Consequently, OpenAI’s day-to-day loss from operations widened from $8.78 billion in 2024 to $20.92 billion in 2025. On a percentage basis, however, operating losses showed slight structural improvement, falling from 237% of revenue to 160%.

The company’s reported net loss for 2025 ballooned to approximately $39 billion, up from $5.09 billion the previous year. However, analysts note this figure includes a major caveat: a non-recurring, non-cash accounting charge of roughly $30 billion to $41.6 billion related to the company’s transition from a non-profit to a for-profit entity.
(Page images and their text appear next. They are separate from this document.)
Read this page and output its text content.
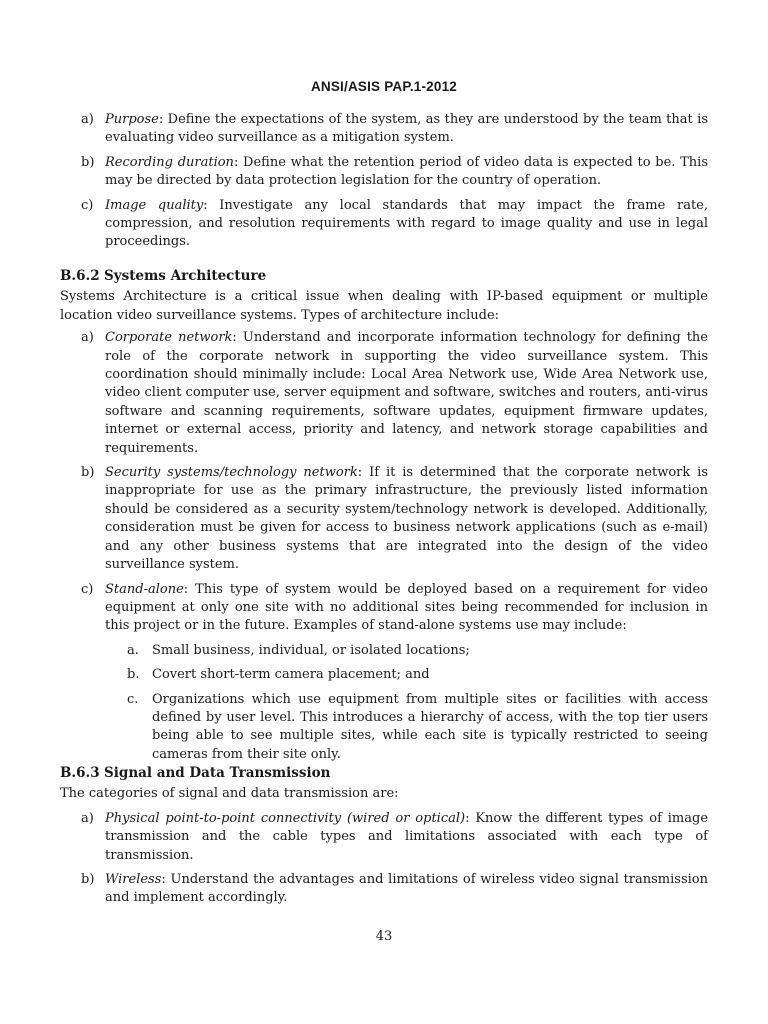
ANSI/ASIS PAP.1-2012

a) Purpose: Define the expectations of the system, as they are understood by the team that is evaluating video surveillance as a mitigation system.

b) Recording duration: Define what the retention period of video data is expected to be. This may be directed by data protection legislation for the country of operation.

c) Image quality: Investigate any local standards that may impact the frame rate, compression, and resolution requirements with regard to image quality and use in legal proceedings.

B.6.2 Systems Architecture

Systems Architecture is a critical issue when dealing with IP-based equipment or multiple location video surveillance systems. Types of architecture include:

a) Corporate network: Understand and incorporate information technology for defining the role of the corporate network in supporting the video surveillance system. This coordination should minimally include: Local Area Network use, Wide Area Network use, video client computer use, server equipment and software, switches and routers, anti-virus software and scanning requirements, software updates, equipment firmware updates, internet or external access, priority and latency, and network storage capabilities and requirements.

b) Security systems/technology network: If it is determined that the corporate network is inappropriate for use as the primary infrastructure, the previously listed information should be considered as a security system/technology network is developed. Additionally, consideration must be given for access to business network applications (such as e-mail) and any other business systems that are integrated into the design of the video surveillance system.

c) Stand-alone: This type of system would be deployed based on a requirement for video equipment at only one site with no additional sites being recommended for inclusion in this project or in the future. Examples of stand-alone systems use may include:

a. Small business, individual, or isolated locations;

b. Covert short-term camera placement; and

c. Organizations which use equipment from multiple sites or facilities with access defined by user level. This introduces a hierarchy of access, with the top tier users being able to see multiple sites, while each site is typically restricted to seeing cameras from their site only.

B.6.3 Signal and Data Transmission

The categories of signal and data transmission are:

a) Physical point-to-point connectivity (wired or optical): Know the different types of image transmission and the cable types and limitations associated with each type of transmission.

b) Wireless: Understand the advantages and limitations of wireless video signal transmission and implement accordingly.

43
As OpenAI’s valuation escalated, the shifting fair value of investor convertible interests and warrant liabilities created a massive internal charge on paper. Sources familiar with the matter said that after stripping away these non-cash clerical adjustments, stock-based compensation, and Microsoft computing credits, OpenAI’s actual out-of-pocket cash burn for 2025 was closer to $8 billion.

OpenAI, which has stated it aims for profitability by 2030, faces a narrowing runway. The company reportedly burned $3.7 billion in the first quarter of 2026 alone, against $5.7 billion in revenue.

To bridge the gap, OpenAI CEO Sam Altman has indicated a shift toward fiscal discipline. OpenAI recently shut down its Sora video-generation model, and corporate leadership instructed staff to eliminate “side quests” to focus strictly on enterprise and core coding users.

While OpenAI successfully raised $122 billion in March 2026 at an $852 billion valuation, maintaining investor enthusiasm ahead of its public debut will require navigating intense competition from rivals like Anthropic, pushing back against enterprise client fatigue over token pricing, and managing its multibillion-dollar data center commitments.